2.2. Davalı vekili istinaf dilekçesinde özetle, yanlış hesaplanan vekalet ücretinin düzeltilmesini istemiştir.

3. Gerekçe ve Sonuç

Bölge Adliye Mahkemesinin 29/04/2021 tarihli ve 2021/449 E. - 2021/702 K. sayılı kararıyla; tanıkların, davalının murise baktığını, diğer mirasçıların şehir dışında olmaları nedeniyle murise bakamadıklarını beyan ettikleri, taraflara eşit mesafede yakınlığı bulunan davacı ve davalının kardeşleri ...'ün bu davanın sonucunda taşınmazın tapusunun iptali halinde, taşınmaza yönelik dava açması ve tapu iptali talep etmesi halinde dosyadaki kararın lehine olacağını bilmesine rağmen, davalının her zaman ebeveynlerinin yanında olduğu, murise maddi olarak destek olduğu ve hep yardım ettiği, murisin devri yapmaktaki amacının çocukları arasında paylaştırma yapmak olduğu, davacı ve davalının birlikte arazi aldıkları, ancak sonradan murisin bu yeri davalıya vermeye karar verdiği yönündeki beyanı ve davacı tanıklarının dahi hiçbirisinin mal kaçırma kastından söz etmemiş olmaları dikkate alınarak murisin mirasçılardan mal kaçırma kastının ispatlanamadığı ve davacının murisle birlikte muristen sonra vefat eden annesi ...'den intikal edecek hissesi oranında belirlenen dava değeri üzerinden nispi vekalet ücretine hükmedilmiş olmasının usul ve yasaya uygun olduğu gerekçeleri ile davacı ve davalı vekillerinin İlk Derece Mahkemesince verilen karara karşı yapmış oldukları istinaf başvurularının ayrı ayrı 6100 sayılı HMK'nın 353/1-b-1. maddesi uyarınca esastan reddine karar verilmiştir.

V. TEMYİZ

1. Temyiz Yoluna Başvuranlar

Bölge Adliye Mahkemesinin yukarıda belirtilen kararına karşı süresi içinde davacı vekili ve katılma yoluyla davalı vekili temyiz isteminde bulunmuştur.

2. Temyiz Nedenleri

2.1. Davacı vekili, İlk Derece ve Bölge Adliye Mahkemelerince uyuşmazlığın çözümüne yeter araştırma ve inceleme yapılmadığını, tanıkların beyanlarının yeterince irdelenmediğini, taraf ve tanık beyanlarının bilirkişi raporlarındaki tespitler ile karşılaştırılmadığını, mevcut durumda davacı müvekkilinin de dahil olduğu hak dengesini gözeten bir paylaştırmadan söz edilebilmesinin mümkün olmadığını, zira muris tarafından davacı müvekkiline temlik edilen hiç bir malın bulunmadığının tapu kayıtlarıyla sabit olduğunu, bir kısım davalı tanıklarının, dava konusu yerin murise yardımları dolayısıyla davalıya verildiği, diğer bir kısım davalı tanıklarının ise davalı tarafından satın alındığı şeklindeki beyanları arasındaki çelişkilerin giderilmemiş olduğunu, küçük kırsal yerleşim yerlerinde aile bağları kuvvetli olup; baba oğul arasında satıştan dolayı genellikle para alışverişinin söz konusu olmadığını, tanık beyanlarından da anlaşılacağı üzere muris ...'ün mirasçıları arasında paylaştırma iradesinin bulunmadığını belirterek, kararın bozulmasını istemiştir.

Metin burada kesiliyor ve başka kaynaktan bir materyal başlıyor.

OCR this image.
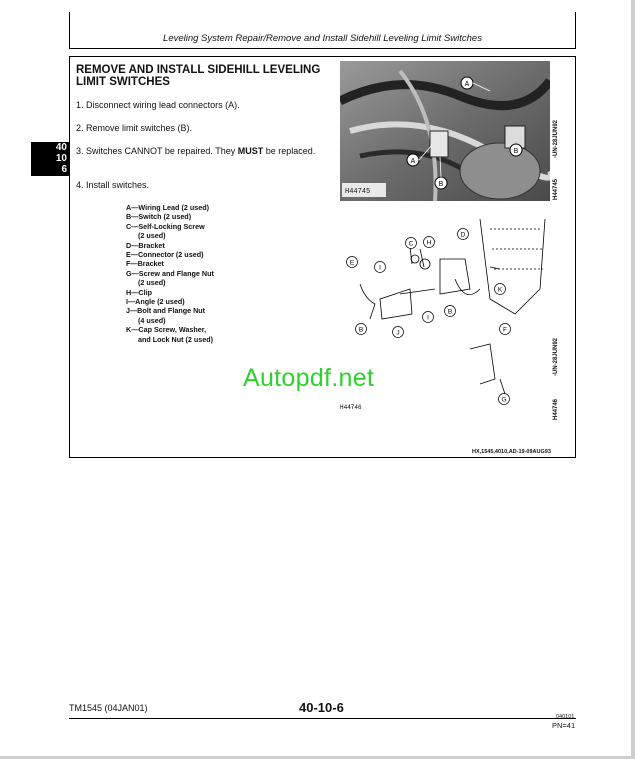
Leveling System Repair/Remove and Install Sidehill Leveling Limit Switches
REMOVE AND INSTALL SIDEHILL LEVELING LIMIT SWITCHES
1. Disconnect wiring lead connectors (A).
2. Remove limit switches (B).
3. Switches CANNOT be repaired. They MUST be replaced.
4. Install switches.
40
10
6
A—Wiring Lead (2 used)
B—Switch (2 used)
C—Self-Locking Screw
(2 used)
D—Bracket
E—Connector (2 used)
F—Bracket
G—Screw and Flange Nut
(2 used)
H—Clip
I—Angle (2 used)
J—Bolt and Flange Nut
(4 used)
K—Cap Screw, Washer,
and Lock Nut (2 used)
H44745
A
B
A
B	H44745
-UN-28JUN92
C H
D
E
I
K
B	J
I
B
F
G
H44746	H44746
-UN-28JUN92
Autopdf.net
HX,1545,4010,AD-19-09AUG93
TM1545 (04JAN01)	40-10-6
040101
PN=41
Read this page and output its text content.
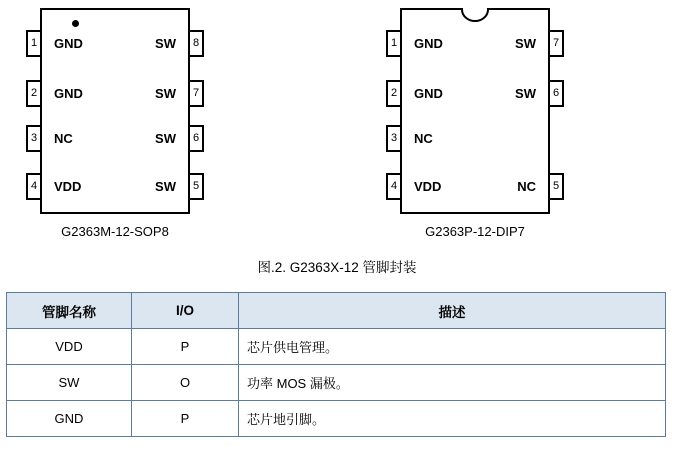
1
2
3
4
8
7
6
5
GND
GND
NC
VDD
SW
SW
SW
SW
G2363M-12-SOP8
1
2
3
4
7
6
5
GND
GND
NC
VDD
SW
SW
NC
G2363P-12-DIP7
图.2. G2363X-12 管脚封装
管脚名称	I/O	描述
VDD	P	芯片供电管理。
SW	O	功率 MOS 漏极。
GND	P	芯片地引脚。
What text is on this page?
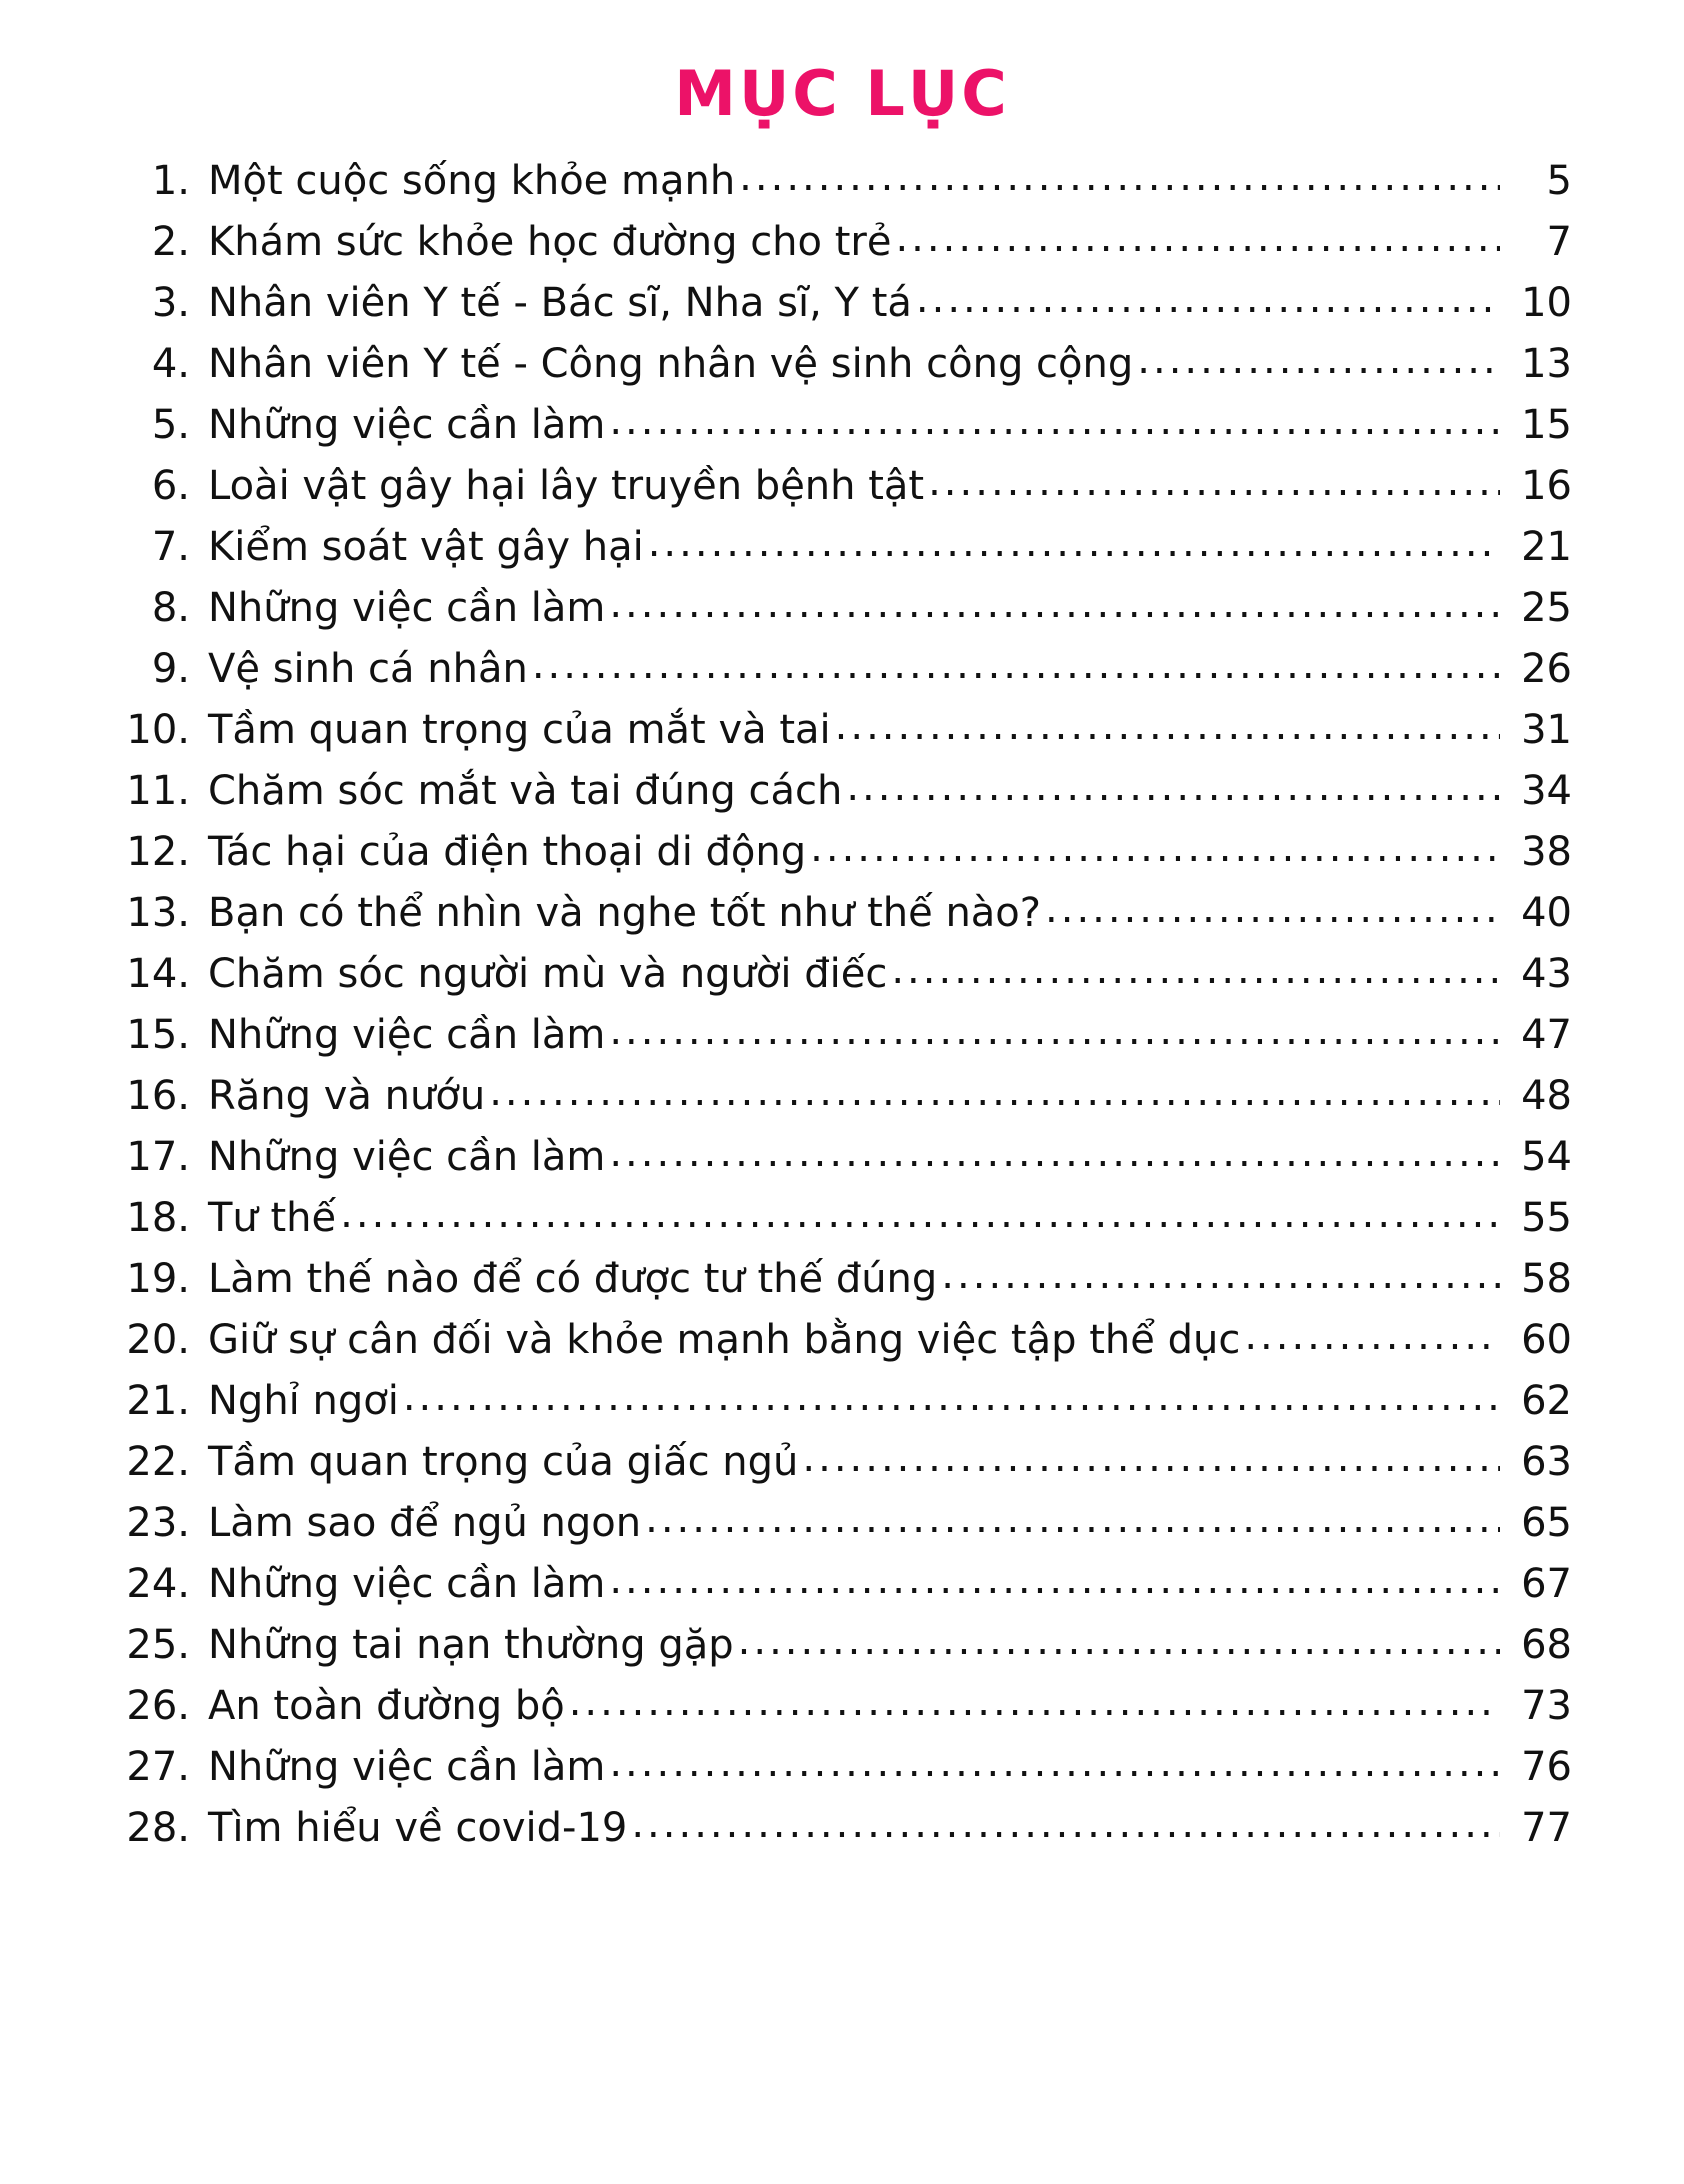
MỤC LỤC
1. Một cuộc sống khỏe mạnh .....	5
2. Khám sức khỏe học đường cho trẻ .....	7
3. Nhân viên Y tế - Bác sĩ, Nha sĩ, Y tá .....	10
4. Nhân viên Y tế - Công nhân vệ sinh công cộng .....	13
5. Những việc cần làm .....	15
6. Loài vật gây hại lây truyền bệnh tật .....	16
7. Kiểm soát vật gây hại .....	21
8. Những việc cần làm .....	25
9. Vệ sinh cá nhân .....	26
10. Tầm quan trọng của mắt và tai .....	31
11. Chăm sóc mắt và tai đúng cách .....	34
12. Tác hại của điện thoại di động .....	38
13. Bạn có thể nhìn và nghe tốt như thế nào? .....	40
14. Chăm sóc người mù và người điếc .....	43
15. Những việc cần làm .....	47
16. Răng và nướu .....	48
17. Những việc cần làm .....	54
18. Tư thế .....	55
19. Làm thế nào để có được tư thế đúng .....	58
20. Giữ sự cân đối và khỏe mạnh bằng việc tập thể dục .....	60
21. Nghỉ ngơi .....	62
22. Tầm quan trọng của giấc ngủ .....	63
23. Làm sao để ngủ ngon .....	65
24. Những việc cần làm .....	67
25. Những tai nạn thường gặp .....	68
26. An toàn đường bộ .....	73
27. Những việc cần làm .....	76
28. Tìm hiểu về covid-19 .....	77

2.2. Davalı vekili, lehlerine hükmedilen vekalet ücretinin daha fazla olması gerektiğini belirterek, kararın bu yönden düzeltilerek onanmasını istemiştir.

3. Gerekçe

3.1. Uyuşmazlık ve Hukuki Nitelendirme

Uyuşmazlık, muris muvazaası hukuki nedenine dayalı tapu iptali ve tescil istemine ilişkindir.

3.2. İlgili Hukuk

3.2.1. Yerleşmiş Yargıtay içtihatlarında ve 01.04.1974 tarihli, 1/2 sayılı İçtihadı Birleştirme Kararında açıklandığı üzere görünürdeki sözleşme tarafların gerçek iradelerine uymadığından, gizli bağış sözleşmesi de Türk Medeni Kanunu'nun (TMK) 706., Türk Borçlar Kanunu'nun (TBK) 237. (Borçlar Kanunu'nun (BK) 213.) ve Tapu Kanunu'nun 26. maddelerinde öngörülen şekil koşullarından yoksun bulunduğundan, saklı pay sahibi olsun veya olmasın miras hakkı çiğnenen tüm mirasçılar dava açarak resmi sözleşmenin muvazaa nedeni ile geçersizliğinin tespitini ve buna dayanılarak oluşturulan tapu kaydının iptalini isteyebilirler.

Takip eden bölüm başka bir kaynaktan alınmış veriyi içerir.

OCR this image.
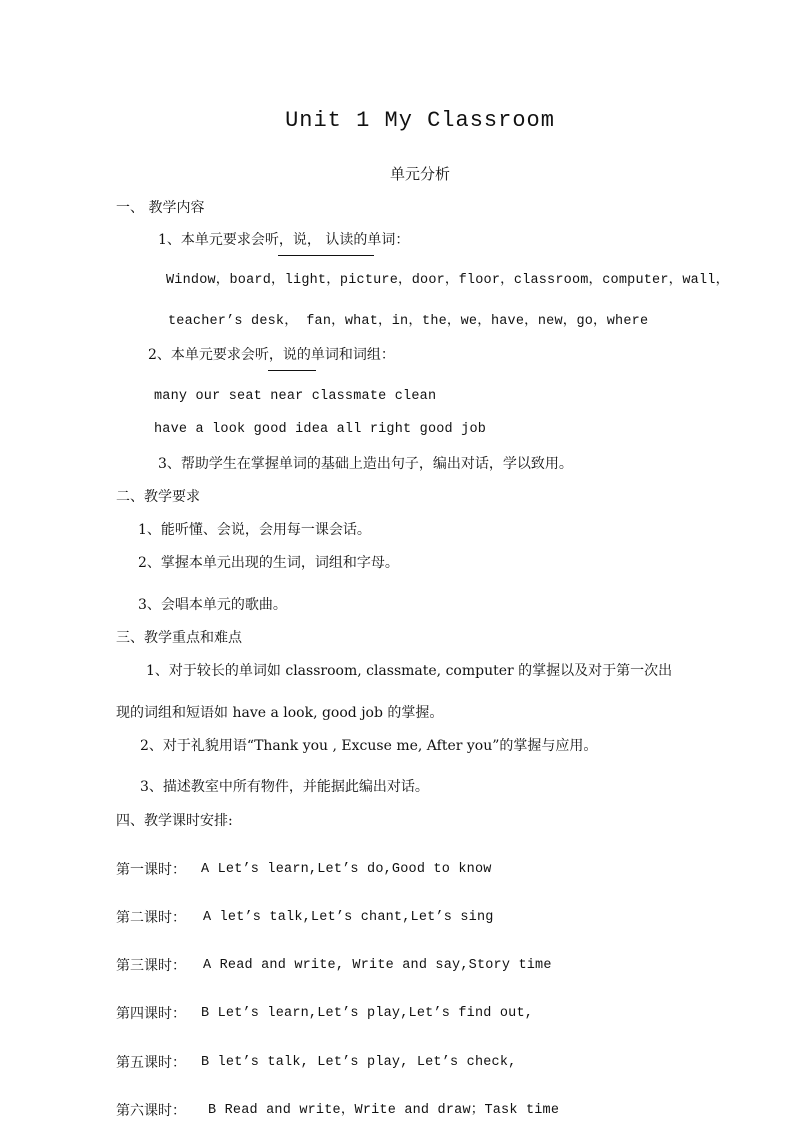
Unit 1 My Classroom
单元分析
一、 教学内容
1、本单元要求会听，说， 认读的单词：
Window，board，light，picture，door，floor，classroom，computer，wall，
teacher’s desk， fan，what，in，the，we，have，new，go，where
2、本单元要求会听，说的单词和词组：
many our seat near classmate clean
have a look good idea all right good job
3、帮助学生在掌握单词的基础上造出句子，编出对话，学以致用。
二、教学要求
1、能听懂、会说，会用每一课会话。
2、掌握本单元出现的生词，词组和字母。
3、会唱本单元的歌曲。
三、教学重点和难点
1、对于较长的单词如 classroom, classmate, computer 的掌握以及对于第一次出
现的词组和短语如 have a look, good job 的掌握。
2、对于礼貌用语“Thank you , Excuse me, After you”的掌握与应用。
3、描述教室中所有物件，并能据此编出对话。
四、教学课时安排:
第一课时： A Let’s learn,Let’s do,Good to know
第二课时： A let’s talk,Let’s chant,Let’s sing
第三课时： A Read and write, Write and say,Story time
第四课时： B Let’s learn,Let’s play,Let’s find out,
第五课时： B let’s talk, Let’s play, Let’s check,
第六课时： B Read and write，Write and draw；Task time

3.2.2. 6100 sayılı HMK’nın 190. maddesinde, "İspat yükü, kanunda özel bir düzenleme bulunmadıkça, iddia edilen vakıaya bağlanan hukuki sonuçtan kendi lehine hak çıkaran tarafa aittir."

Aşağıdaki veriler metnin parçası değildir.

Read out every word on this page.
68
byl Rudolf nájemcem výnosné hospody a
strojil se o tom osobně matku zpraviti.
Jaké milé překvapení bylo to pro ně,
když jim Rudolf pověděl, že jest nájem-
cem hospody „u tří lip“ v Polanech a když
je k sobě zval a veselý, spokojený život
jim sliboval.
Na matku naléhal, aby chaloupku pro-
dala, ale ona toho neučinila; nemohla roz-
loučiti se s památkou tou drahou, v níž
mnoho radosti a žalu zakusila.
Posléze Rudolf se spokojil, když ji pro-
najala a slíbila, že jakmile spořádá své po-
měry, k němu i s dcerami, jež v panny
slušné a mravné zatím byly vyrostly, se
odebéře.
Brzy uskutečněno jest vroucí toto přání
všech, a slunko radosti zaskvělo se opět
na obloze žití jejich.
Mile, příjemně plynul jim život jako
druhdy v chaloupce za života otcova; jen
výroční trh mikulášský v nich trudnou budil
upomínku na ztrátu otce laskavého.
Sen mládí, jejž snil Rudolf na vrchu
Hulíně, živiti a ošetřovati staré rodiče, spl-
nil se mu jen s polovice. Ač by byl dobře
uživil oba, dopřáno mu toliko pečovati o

3.2.3. 4721 sayılı Türk Medeni Kanunu'nun 6. maddesinde, "Kanunda aksine bir hüküm bulunmadıkça, taraflardan her biri, hakkını dayandırdığı olguların varlığını ispatla yükümlüdür." hükümlerine yer verilmiştir.

3.3. Değerlendirme

Dosya içeriğine, toplanan delillere, hükmün dayandığı (V/3.2.) numaralı paragraftaki yasal ve hukuksal gerekçeye göre Bölge Adliye Mahkemesince (IV/3.) numaralı paragrafta yer verilen gerekçeyle yazılı şekilde karar verilmesinde bir isabetsizlik bulunmamaktadır.

VI. SONUÇ

Açıklanan nedenlerle; davacı ve davalı vekillerinin yerinde bulunmayan temyiz itirazlarının reddiyle usul ve yasaya uygun olan hükmün ONANMASINA, aşağıda yazılı 21,40 TL bakiye onama harcının temyiz eden davacıdan ve davalıdan ayrı ayrı alınmasına, 24/02/2022 tarihinde kesin olmak üzere oybirliğiyle karar verildi.